Collecting package metadata (repodata.json): ...working... failed

UnavailableInvalidChannel: The channel is not accessible or is invalid. channel name: d channel url: https://conda.anaconda.org/d error code: 404

You will need to adjust your conda configuration to proceed. Use conda config --show channels to view your configuration's current state, and use conda config --show-sources to view config file locations.

creating and activating custom environment Traceback (most recent call last): File "", line 1, in File "/miniconda/lib/python3.7/site-packages/mlflow/models/container/init.py", line 48, in _init _serve() File "/miniconda/lib/python3.7/site-packages/mlflow/models/container/init.py", line 74, in _serve _serve_pyfunc(m) File "/miniconda/lib/python3.7/site-packages/mlflow/models/container/init.py", line 126, in _serve_pyfunc _install_pyfunc_deps(MODEL_PATH, install_mlflow=True) File "/miniconda/lib/python3.7/site-packages/mlflow/models/container/init.py", line 104, in _install_pyfunc_deps raise Exception("Failed to create model environment.") Exception: Failed to create model environment.
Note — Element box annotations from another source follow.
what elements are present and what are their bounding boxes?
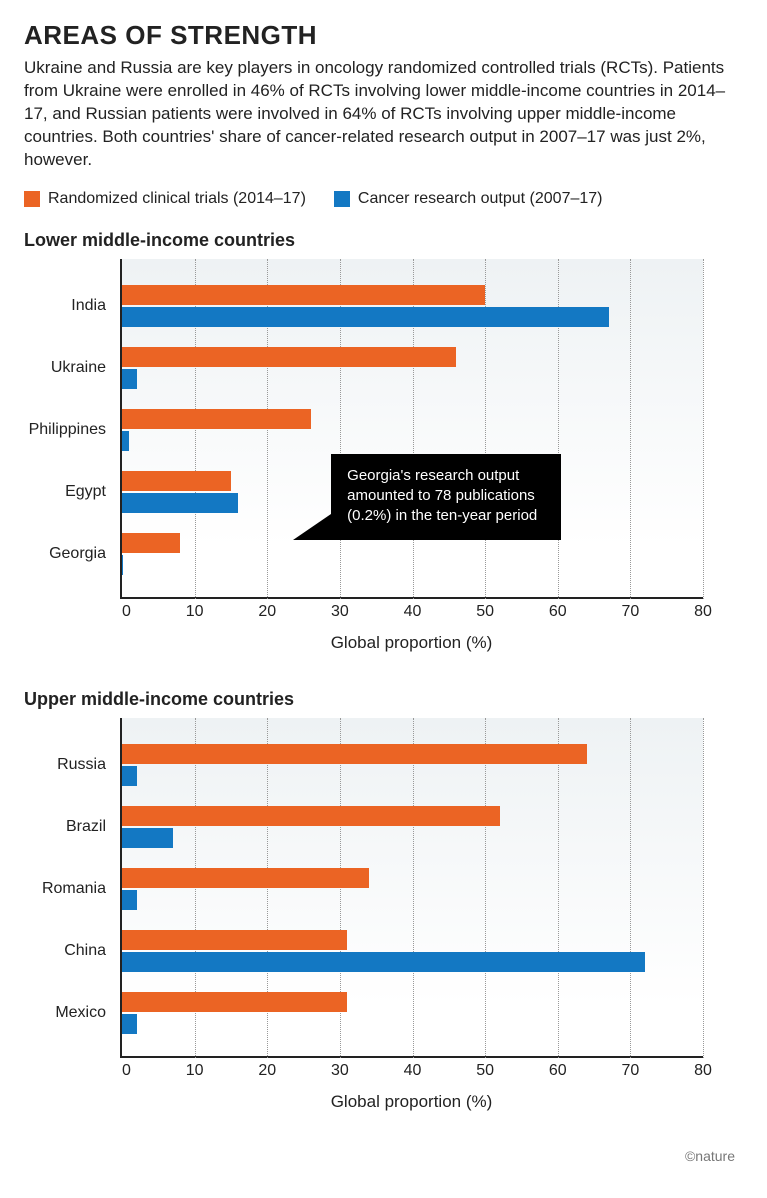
credit: ©nature (24, 1148, 743, 1164)
bar-group: India (122, 275, 703, 337)
bar-rct (122, 744, 587, 764)
legend: Randomized clinical trials (2014–17) Canc… (24, 190, 743, 208)
panel-title: Lower middle-income countries (24, 230, 743, 251)
category-label: Romania (26, 880, 122, 898)
bar-group: Mexico (122, 982, 703, 1044)
x-tick-label: 0 (122, 597, 131, 621)
x-tick-label: 50 (476, 1056, 494, 1080)
x-tick-label: 50 (476, 597, 494, 621)
figure-root: AREAS OF STRENGTH Ukraine and Russia are… (0, 0, 767, 1172)
x-tick-label: 70 (621, 597, 639, 621)
x-tick-label: 30 (331, 1056, 349, 1080)
legend-item: Randomized clinical trials (2014–17) (24, 190, 306, 208)
x-tick-label: 20 (258, 1056, 276, 1080)
bar-rct (122, 347, 456, 367)
bar-research (122, 493, 238, 513)
category-label: Ukraine (26, 359, 122, 377)
x-tick-label: 30 (331, 597, 349, 621)
bar-research (122, 369, 137, 389)
bar-research (122, 890, 137, 910)
x-tick-label: 0 (122, 1056, 131, 1080)
chart-plot: 01020304050607080IndiaUkrainePhilippines… (120, 259, 703, 599)
bar-group: Philippines (122, 399, 703, 461)
bar-research (122, 952, 645, 972)
bar-rct (122, 930, 347, 950)
x-tick-label: 70 (621, 1056, 639, 1080)
legend-swatch (24, 191, 40, 207)
bar-research (122, 1014, 137, 1034)
x-tick-label: 20 (258, 597, 276, 621)
bar-rct (122, 806, 500, 826)
x-axis-label: Global proportion (%) (120, 633, 703, 653)
gridline (703, 259, 704, 599)
bar-research (122, 307, 609, 327)
legend-label: Cancer research output (2007–17) (358, 190, 603, 208)
legend-label: Randomized clinical trials (2014–17) (48, 190, 306, 208)
legend-swatch (334, 191, 350, 207)
headline: AREAS OF STRENGTH (24, 20, 743, 51)
gridline (703, 718, 704, 1058)
chart-panel: Lower middle-income countries01020304050… (24, 230, 743, 653)
chart-panel: Upper middle-income countries01020304050… (24, 689, 743, 1112)
bar-rct (122, 285, 485, 305)
category-label: China (26, 942, 122, 960)
x-tick-label: 10 (186, 597, 204, 621)
x-tick-label: 40 (404, 597, 422, 621)
category-label: Russia (26, 756, 122, 774)
bar-group: Russia (122, 734, 703, 796)
bar-rct (122, 868, 369, 888)
chart-plot: 01020304050607080RussiaBrazilRomaniaChin… (120, 718, 703, 1058)
bar-rct (122, 533, 180, 553)
category-label: Mexico (26, 1004, 122, 1022)
category-label: Philippines (26, 421, 122, 439)
bar-research (122, 555, 123, 575)
bar-research (122, 828, 173, 848)
bar-research (122, 766, 137, 786)
x-tick-label: 80 (694, 597, 712, 621)
category-label: India (26, 297, 122, 315)
x-tick-label: 10 (186, 1056, 204, 1080)
category-label: Egypt (26, 483, 122, 501)
plot-area: RussiaBrazilRomaniaChinaMexico (122, 734, 703, 1040)
bar-rct (122, 471, 231, 491)
x-tick-label: 60 (549, 1056, 567, 1080)
x-tick-label: 40 (404, 1056, 422, 1080)
bar-group: China (122, 920, 703, 982)
bar-group: Brazil (122, 796, 703, 858)
bar-rct (122, 409, 311, 429)
category-label: Brazil (26, 818, 122, 836)
panel-title: Upper middle-income countries (24, 689, 743, 710)
bar-group: Romania (122, 858, 703, 920)
category-label: Georgia (26, 545, 122, 563)
subhead: Ukraine and Russia are key players in on… (24, 57, 743, 172)
x-axis-label: Global proportion (%) (120, 1092, 703, 1112)
bar-research (122, 431, 129, 451)
bar-rct (122, 992, 347, 1012)
x-tick-label: 80 (694, 1056, 712, 1080)
bar-group: Ukraine (122, 337, 703, 399)
legend-item: Cancer research output (2007–17) (334, 190, 603, 208)
x-tick-label: 60 (549, 597, 567, 621)
callout: Georgia's research output amounted to 78… (331, 454, 561, 541)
Hi @sigmarabi1, I am also facing trouble executing sagemaker local-run, but my error is the following(which seems like something you have resolved) can you help me resolve this issue(Model is XGBOOST)
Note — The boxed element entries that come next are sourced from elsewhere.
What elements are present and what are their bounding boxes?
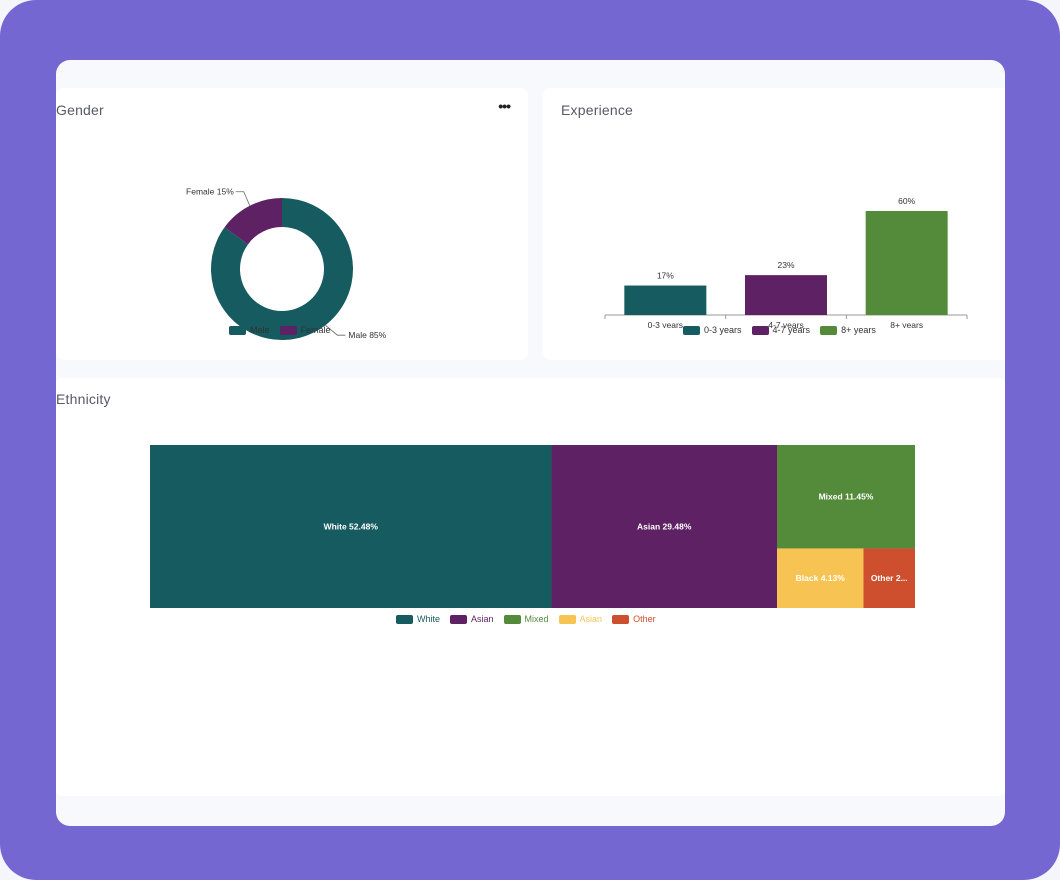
- experience-legend: 0-3 years 4-7 years 8+ years: [683, 325, 880, 335]
- legend-label-mixed: Mixed: [524, 614, 549, 624]
- legend-item-male[interactable]: Male: [229, 325, 270, 335]
- gender-legend: Male Female: [229, 325, 335, 335]
- legend-label-asian-2: Asian: [579, 614, 603, 624]
- donut-slice-female: [224, 198, 282, 245]
- donut-slice-male: [211, 198, 354, 340]
- legend-swatch-asian-2: [558, 614, 576, 624]
- legend-swatch-male: [229, 325, 246, 335]
- ethnicity-card: Ethnicity White 52.48% Asian 29.48% Mixed …: [56, 378, 1005, 796]
- legend-swatch-4-7-years: [751, 325, 769, 335]
- legend-item-8-plus-years[interactable]: 8+ years: [820, 325, 876, 335]
- exp-tick-label-8-years: 8+ years: [890, 320, 923, 328]
- legend-label-4-7-years: 4-7 years: [772, 325, 811, 335]
- gender-donut-chart: Male 85% Female 15%: [186, 187, 387, 340]
- gender-card: Gender ••• Male 85% Female 15% Male Femal…: [56, 88, 528, 360]
- treemap-tile-other: [863, 548, 915, 608]
- legend-item-other[interactable]: Other: [612, 614, 656, 624]
- legend-item-mixed[interactable]: Mixed: [503, 614, 549, 624]
- legend-swatch-mixed: [503, 614, 521, 624]
- treemap-label-asian: Asian 29.48%: [637, 522, 692, 532]
- exp-bar-4-7-years: [745, 275, 827, 315]
- donut-label-male: Male 85%: [348, 330, 386, 340]
- exp-tick-label-0-3-years: 0-3 years: [648, 320, 683, 328]
- gender-title: Gender: [56, 102, 104, 118]
- legend-item-white[interactable]: White: [396, 614, 440, 624]
- experience-title: Experience: [561, 102, 634, 118]
- exp-tick-label-4-7-years: 4-7 years: [768, 320, 803, 328]
- legend-swatch-white: [396, 614, 413, 624]
- donut-callout-female: [235, 191, 251, 206]
- experience-bar-chart: 17% 0-3 years 23% 4-7 years 60% 8+ years: [604, 196, 968, 328]
- legend-item-4-7-years[interactable]: 4-7 years: [751, 325, 811, 335]
- legend-item-female[interactable]: Female: [279, 325, 331, 335]
- legend-swatch-8-plus-years: [820, 325, 838, 335]
- ethnicity-title: Ethnicity: [56, 391, 111, 407]
- treemap-label-other: Other 2...: [871, 573, 908, 583]
- legend-label-8-plus-years: 8+ years: [841, 325, 876, 335]
- treemap-label-black: Black 4.13%: [796, 573, 846, 583]
- legend-swatch-0-3-years: [683, 325, 700, 335]
- donut-callout-male: [325, 324, 346, 336]
- treemap-tile-asian: [551, 445, 777, 608]
- experience-card: Experience 17% 0-3 years 23% 4-7 years 60% 8+…: [543, 88, 1005, 360]
- donut-label-female: Female 15%: [186, 187, 234, 197]
- legend-label-other: Other: [633, 614, 656, 624]
- treemap-tile-white: [150, 445, 552, 608]
- exp-value-label-8-years: 60%: [898, 196, 915, 206]
- legend-label-0-3-years: 0-3 years: [704, 325, 742, 335]
- dashboard-screen: Gender ••• Male 85% Female 15% Male Femal…: [56, 60, 1005, 826]
- legend-item-asian-2[interactable]: Asian: [558, 614, 603, 624]
- exp-value-label-4-7-years: 23%: [777, 260, 794, 270]
- legend-item-0-3-years[interactable]: 0-3 years: [683, 325, 742, 335]
- treemap-label-white: White 52.48%: [324, 522, 379, 532]
- legend-label-white: White: [417, 614, 441, 624]
- treemap-label-mixed: Mixed 11.45%: [819, 492, 874, 502]
- legend-label-male: Male: [250, 325, 270, 335]
- legend-label-female: Female: [300, 325, 331, 335]
- legend-swatch-female: [279, 325, 297, 335]
- exp-value-label-0-3-years: 17%: [657, 271, 674, 281]
- ethnicity-treemap-chart: White 52.48% Asian 29.48% Mixed 11.45% Blac…: [150, 445, 915, 608]
- ethnicity-legend: White Asian Mixed Asian Other: [396, 614, 660, 624]
- treemap-tile-black: [776, 548, 864, 608]
- legend-label-asian: Asian: [471, 614, 494, 624]
- legend-swatch-asian: [450, 614, 468, 624]
- legend-item-asian[interactable]: Asian: [450, 614, 494, 624]
- exp-bar-8-years: [865, 211, 948, 315]
- exp-bar-0-3-years: [624, 285, 707, 315]
- more-icon[interactable]: •••: [498, 98, 511, 114]
- treemap-tile-mixed: [776, 445, 915, 549]
- legend-swatch-other: [612, 614, 630, 624]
Unable to find image 'mlflow-pyfunc:latest' locally
docker: Error response from daemon: pull access denied for mlflow-pyfunc, repository does not exist or may require 'docker login': denied: requested access to the resource is denied.
See 'docker run --help'.

sai-krishna-msk avatar Apr 28 '21 12:04 sai-krishna-msk

Hi,

I got similar issue and it was a problem with conda, not mlflow. As I can tell you, it is probably typo in conda.yaml file because conda doesn't have channel d (as error states) but channel defaults.
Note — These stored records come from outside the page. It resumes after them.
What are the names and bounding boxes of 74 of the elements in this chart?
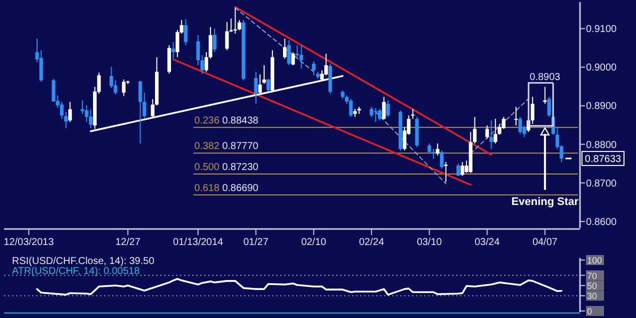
ref-line-label: 0.618 0.86690 [194,182,259,194]
candlestick [266,78,270,92]
candlestick [88,108,93,129]
x-tick-label: 03/10 [416,237,442,248]
y-tick-label: 0.8600 [586,216,618,228]
line-series [36,278,562,296]
candlestick [295,44,299,60]
x-tick-label: 01/27 [243,237,269,248]
candlestick [472,116,477,144]
candlestick [485,124,489,140]
chart-title: RSI(USD/CHF.Close, 14): 39.50 [12,256,155,267]
y-tick-label: 0.8700 [586,178,618,190]
candlestick [233,7,238,34]
candlestick [287,40,291,66]
candlestick [440,150,444,170]
candlestick [349,98,353,118]
candlestick [312,60,316,76]
x-tick-label: 04/07 [532,237,558,248]
annotation: 0.8903 [530,72,561,83]
annotation: Evening Star [511,196,580,208]
x-tick-label: 02/24 [359,237,384,248]
candlestick [428,143,432,154]
y-tick-label: 30 [587,291,598,302]
candlestick [518,116,522,134]
candlestick [68,101,72,122]
ref-line-label: 0.236 0.88438 [194,115,259,126]
candlestick [300,44,304,70]
candlestick [212,28,216,53]
candlestick [374,108,378,122]
y-tick-label: 50 [587,281,598,292]
candlestick [456,163,460,176]
candlestick [530,96,534,124]
y-tick-label: 0.8900 [586,101,618,112]
x-tick-label: 12/27 [115,237,141,248]
y-tick-label: 0.9100 [586,24,618,36]
candlestick [60,101,64,120]
candlestick [489,120,494,150]
candlestick [167,44,171,74]
x-tick-label: 02/10 [301,237,327,248]
candlestick [254,71,258,104]
annotation: 0.87633 [584,154,622,165]
candlestick [386,100,390,118]
candlestick [460,162,464,176]
text: ATR(USD/CHF, 14): 0.00518 [12,266,140,277]
candlestick [283,38,287,60]
candlestick [324,53,328,76]
y-tick-label: 70 [587,270,598,281]
candlestick [122,79,126,97]
candlestick [150,98,154,118]
candlestick [494,118,498,144]
candlestick [291,52,295,66]
x-tick-label: 03/24 [474,237,500,248]
candlestick [262,64,266,84]
y-tick-label: 0 [587,306,592,316]
candlestick [547,96,551,118]
x-tick-label: 12/03/2013 [4,237,54,248]
y-tick-label: 0.9000 [586,62,618,74]
ref-line-label: 0.500 0.87230 [194,162,259,174]
ref-line-label: 0.382 0.87770 [194,141,259,152]
y-tick-label: 100 [587,256,602,266]
candlestick [514,106,518,126]
candlestick [378,108,382,121]
candlestick [225,22,229,51]
x-tick-label: 01/13/2014 [173,237,224,248]
candlestick [138,80,142,144]
candlestick [184,18,188,46]
y-tick-label: 0.8800 [586,140,618,151]
candlestick [39,50,43,82]
candlestick [382,96,386,120]
candlestick [543,86,547,104]
candlestick [411,108,415,120]
candlestick [436,143,440,156]
candlestick [110,66,114,89]
candlestick [172,42,176,60]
As I said, I had a similar issue but it was related to the missing version of Python in conda. My venv operates on Python=3.8.9 and unfortunately this version was not available in conda; the solution was to change version of Python in conda.yaml file into Python 3.8.10. Hope this could help for someone digging here - if your serving fails within the miniconda script then it is very likely related to the conda itself.

SimonMolinsky avatar Feb 03 '22 20:02 SimonMolinsky

I'm also having this error, but I don't see how it has anything to do with conda

gegnew avatar Jan 31 '24 11:01 gegnew